The maintainer side is an open question. The Lightning maintainers acknowledged “we are aware of the issue and are actively investigating” – and the investigation into the exact root cause was still ongoing at the time of writing (April/May 2026). Rotating your tokens fixes your exposure. It does not close the upstream attack vector. Future Lightning releases need extra scrutiny until a root-cause post-mortem is published.

The attacker’s behavior during disclosure makes this worse. Socket opened an issue in the Lightning-AI/pytorch-lightning repository warning that 2.6.2 and 2.6.3 were compromised. The pl-ghost account closed it within one minute and posted a “SILENCE DEVELOPER” meme. Then performed six create-and-delete branch operations in 70 minutes. That’s not normal incident response – that’s an attacker still inside the org at the time of disclosure, and it’s why “wait for the official fix” isn’t sufficient guidance right now.

FAQ

I only ran pip install lightning in a Docker container that’s already gone. Am I safe?

Probably yes for that container. But if it had mounted credentials, baked-in tokens, or registry access – rotate those. The container being gone doesn’t mean the secrets it touched are clean.

What if my CI uses a hash-pinned lockfile? Was I protected?

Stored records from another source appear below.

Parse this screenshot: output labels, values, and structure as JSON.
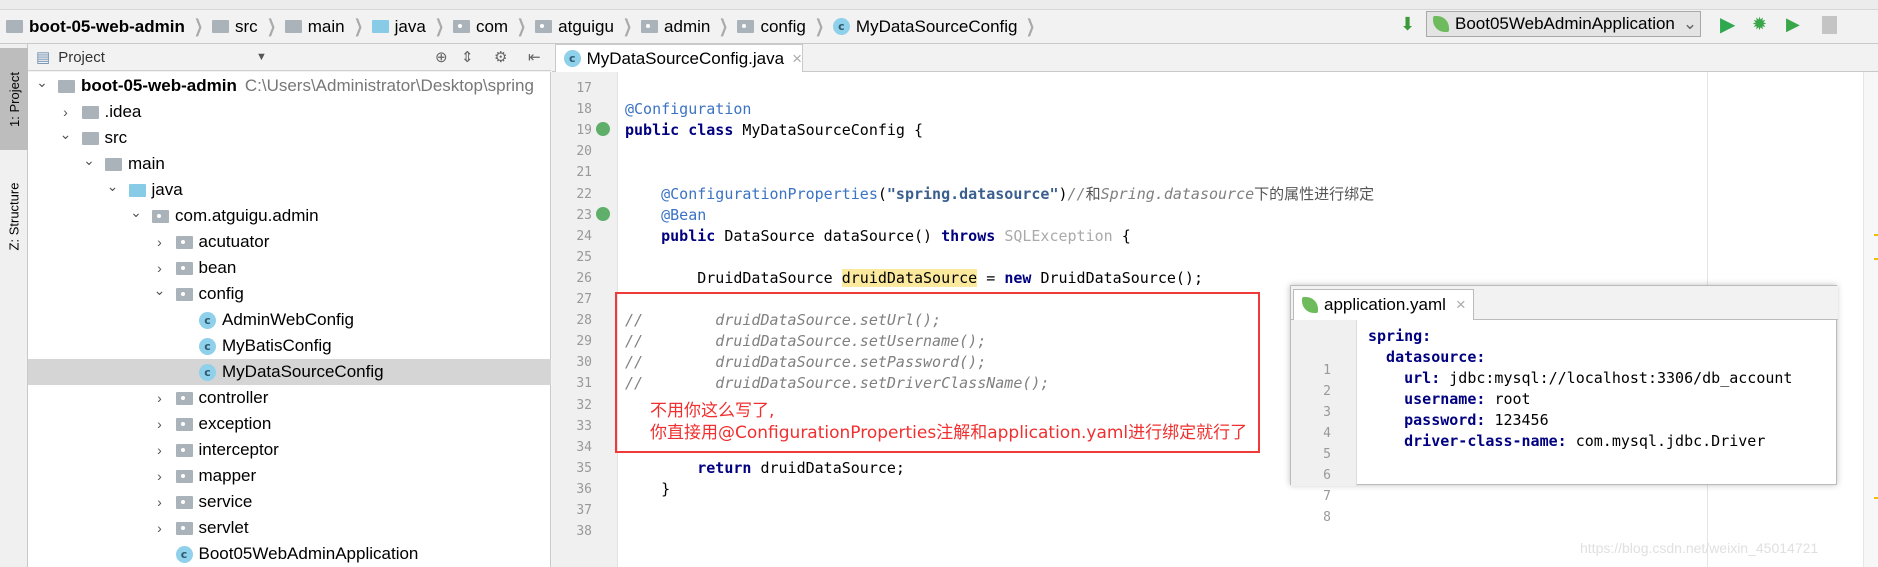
{
  "breadcrumb": [
    {
      "label": "boot-05-web-admin",
      "icon": "module-icon",
      "bold": true
    },
    {
      "label": "src",
      "icon": "folder-icon"
    },
    {
      "label": "main",
      "icon": "folder-icon"
    },
    {
      "label": "java",
      "icon": "source-folder-icon"
    },
    {
      "label": "com",
      "icon": "package-icon"
    },
    {
      "label": "atguigu",
      "icon": "package-icon"
    },
    {
      "label": "admin",
      "icon": "package-icon"
    },
    {
      "label": "config",
      "icon": "package-icon"
    },
    {
      "label": "MyDataSourceConfig",
      "icon": "class-icon"
    }
  ],
  "toolbar": {
    "run_config": "Boot05WebAdminApplication",
    "class_icon_letter": "c"
  },
  "left_stripe": {
    "project": "1: Project",
    "structure": "Z: Structure"
  },
  "project_panel": {
    "title": "Project",
    "tree": [
      {
        "label": "boot-05-web-admin",
        "path": "C:\\Users\\Administrator\\Desktop\\spring",
        "level": 0,
        "expanded": true,
        "icon": "module"
      },
      {
        "label": ".idea",
        "level": 1,
        "expanded": false,
        "icon": "folder"
      },
      {
        "label": "src",
        "level": 1,
        "expanded": true,
        "icon": "folder"
      },
      {
        "label": "main",
        "level": 2,
        "expanded": true,
        "icon": "folder"
      },
      {
        "label": "java",
        "level": 3,
        "expanded": true,
        "icon": "source"
      },
      {
        "label": "com.atguigu.admin",
        "level": 4,
        "expanded": true,
        "icon": "package"
      },
      {
        "label": "acutuator",
        "level": 5,
        "expanded": false,
        "icon": "package"
      },
      {
        "label": "bean",
        "level": 5,
        "expanded": false,
        "icon": "package"
      },
      {
        "label": "config",
        "level": 5,
        "expanded": true,
        "icon": "package"
      },
      {
        "label": "AdminWebConfig",
        "level": 6,
        "icon": "class"
      },
      {
        "label": "MyBatisConfig",
        "level": 6,
        "icon": "class"
      },
      {
        "label": "MyDataSourceConfig",
        "level": 6,
        "icon": "class",
        "selected": true
      },
      {
        "label": "controller",
        "level": 5,
        "expanded": false,
        "icon": "package"
      },
      {
        "label": "exception",
        "level": 5,
        "expanded": false,
        "icon": "package"
      },
      {
        "label": "interceptor",
        "level": 5,
        "expanded": false,
        "icon": "package"
      },
      {
        "label": "mapper",
        "level": 5,
        "expanded": false,
        "icon": "package"
      },
      {
        "label": "service",
        "level": 5,
        "expanded": false,
        "icon": "package"
      },
      {
        "label": "servlet",
        "level": 5,
        "expanded": false,
        "icon": "package"
      },
      {
        "label": "Boot05WebAdminApplication",
        "level": 5,
        "icon": "spring-class"
      }
    ]
  },
  "editor": {
    "tab": "MyDataSourceConfig.java",
    "lines": [
      {
        "n": "17",
        "tokens": []
      },
      {
        "n": "18",
        "tokens": [
          {
            "t": "@Configuration",
            "c": "ann"
          }
        ]
      },
      {
        "n": "19",
        "tokens": [
          {
            "t": "public class ",
            "c": "kw"
          },
          {
            "t": "MyDataSourceConfig {",
            "c": "plain"
          }
        ]
      },
      {
        "n": "20",
        "tokens": []
      },
      {
        "n": "21",
        "tokens": []
      },
      {
        "n": "22",
        "tokens": [
          {
            "t": "    @ConfigurationProperties",
            "c": "ann"
          },
          {
            "t": "(",
            "c": "plain"
          },
          {
            "t": "\"spring.datasource\"",
            "c": "str"
          },
          {
            "t": ")",
            "c": "plain"
          },
          {
            "t": "//",
            "c": "cmt"
          },
          {
            "t": "和",
            "c": "cmtz"
          },
          {
            "t": "Spring.datasource",
            "c": "cmt"
          },
          {
            "t": "下的属性进行绑定",
            "c": "cmtz"
          }
        ]
      },
      {
        "n": "23",
        "tokens": [
          {
            "t": "    @Bean",
            "c": "ann"
          }
        ]
      },
      {
        "n": "24",
        "tokens": [
          {
            "t": "    public ",
            "c": "kw"
          },
          {
            "t": "DataSource dataSource() ",
            "c": "plain"
          },
          {
            "t": "throws ",
            "c": "kw"
          },
          {
            "t": "SQLException ",
            "c": "gray"
          },
          {
            "t": "{",
            "c": "plain"
          }
        ]
      },
      {
        "n": "25",
        "tokens": []
      },
      {
        "n": "26",
        "tokens": [
          {
            "t": "        DruidDataSource ",
            "c": "plain"
          },
          {
            "t": "druidDataSource",
            "c": "hl"
          },
          {
            "t": " = ",
            "c": "plain"
          },
          {
            "t": "new ",
            "c": "kw"
          },
          {
            "t": "DruidDataSource();",
            "c": "plain"
          }
        ]
      },
      {
        "n": "27",
        "tokens": []
      },
      {
        "n": "28",
        "tokens": [
          {
            "t": "//        druidDataSource.setUrl();",
            "c": "cmt"
          }
        ]
      },
      {
        "n": "29",
        "tokens": [
          {
            "t": "//        druidDataSource.setUsername();",
            "c": "cmt"
          }
        ]
      },
      {
        "n": "30",
        "tokens": [
          {
            "t": "//        druidDataSource.setPassword();",
            "c": "cmt"
          }
        ]
      },
      {
        "n": "31",
        "tokens": [
          {
            "t": "//        druidDataSource.setDriverClassName();",
            "c": "cmt"
          }
        ]
      },
      {
        "n": "32",
        "tokens": []
      },
      {
        "n": "33",
        "tokens": []
      },
      {
        "n": "34",
        "tokens": []
      },
      {
        "n": "35",
        "tokens": [
          {
            "t": "        return ",
            "c": "kw"
          },
          {
            "t": "druidDataSource;",
            "c": "plain"
          }
        ]
      },
      {
        "n": "36",
        "tokens": [
          {
            "t": "    }",
            "c": "plain"
          }
        ]
      },
      {
        "n": "37",
        "tokens": []
      },
      {
        "n": "38",
        "tokens": []
      }
    ]
  },
  "annotation": {
    "line1": "不用你这么写了,",
    "line2": "你直接用@ConfigurationProperties注解和application.yaml进行绑定就行了",
    "color": "#f03a3a"
  },
  "yaml_popup": {
    "tab": "application.yaml",
    "lines": [
      {
        "n": "1",
        "tokens": [
          {
            "t": "spring:",
            "c": "ykey"
          }
        ]
      },
      {
        "n": "2",
        "tokens": [
          {
            "t": "  datasource:",
            "c": "ykey"
          }
        ]
      },
      {
        "n": "3",
        "tokens": [
          {
            "t": "    url: ",
            "c": "ykey"
          },
          {
            "t": "jdbc:mysql://localhost:3306/db_account",
            "c": "plain"
          }
        ]
      },
      {
        "n": "4",
        "tokens": [
          {
            "t": "    username: ",
            "c": "ykey"
          },
          {
            "t": "root",
            "c": "plain"
          }
        ]
      },
      {
        "n": "5",
        "tokens": [
          {
            "t": "    password: ",
            "c": "ykey"
          },
          {
            "t": "123456",
            "c": "plain"
          }
        ]
      },
      {
        "n": "6",
        "tokens": [
          {
            "t": "    driver-class-name: ",
            "c": "ykey"
          },
          {
            "t": "com.mysql.jdbc.Driver",
            "c": "plain"
          }
        ]
      },
      {
        "n": "7",
        "tokens": []
      },
      {
        "n": "8",
        "tokens": []
      }
    ]
  },
  "watermark": "https://blog.csdn.net/weixin_45014721"
}
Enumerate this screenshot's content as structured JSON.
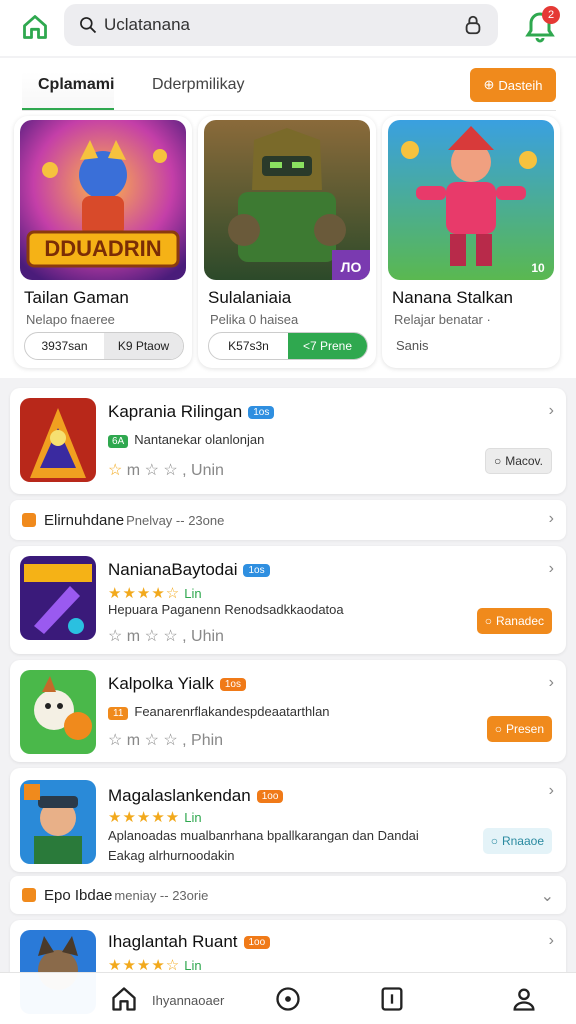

Yes, if you pinned a hash for 2.6.1 or earlier and your CI runs pip install --require-hashes. In that case, pip refuses 2.6.2 or 2.6.3 outright because the hashes don’t match the locked values. This is the most concrete argument for hash-pinning you’ll find this year – not a theoretical “it could help someday” but a real incident where it would have blocked the malicious build entirely. If you only used a version range like lightning>=2.6, CI happily pulled the malicious build the moment it landed on PyPI. The difference between those two lockfile approaches is the difference between “protected” and “compromised.”

Should I switch off PyTorch Lightning entirely?

No – and this framing misidentifies the problem. The framework isn’t compromised; a maintainer account was. Plain PyTorch, Hugging Face Accelerate, and Fabric are reasonable alternatives if you need to keep shipping while this resolves, but every popular Python ML package has the same attack surface. Switching frameworks doesn’t change your threat model. Hash-pinning, dependency review, and least-privilege CI tokens do.

Your Next Action

Open your terminal right now and run pip show lightning | grep Version on every dev machine and CI image you own. If it shows 2.6.2 or 2.6.3, start with Method B from the walkthrough above. If it shows 2.6.1 or earlier, add lightning==2.6.1 with a hash to your lockfile before you close this tab – because the next compromised version, whenever it ships, will land the same way.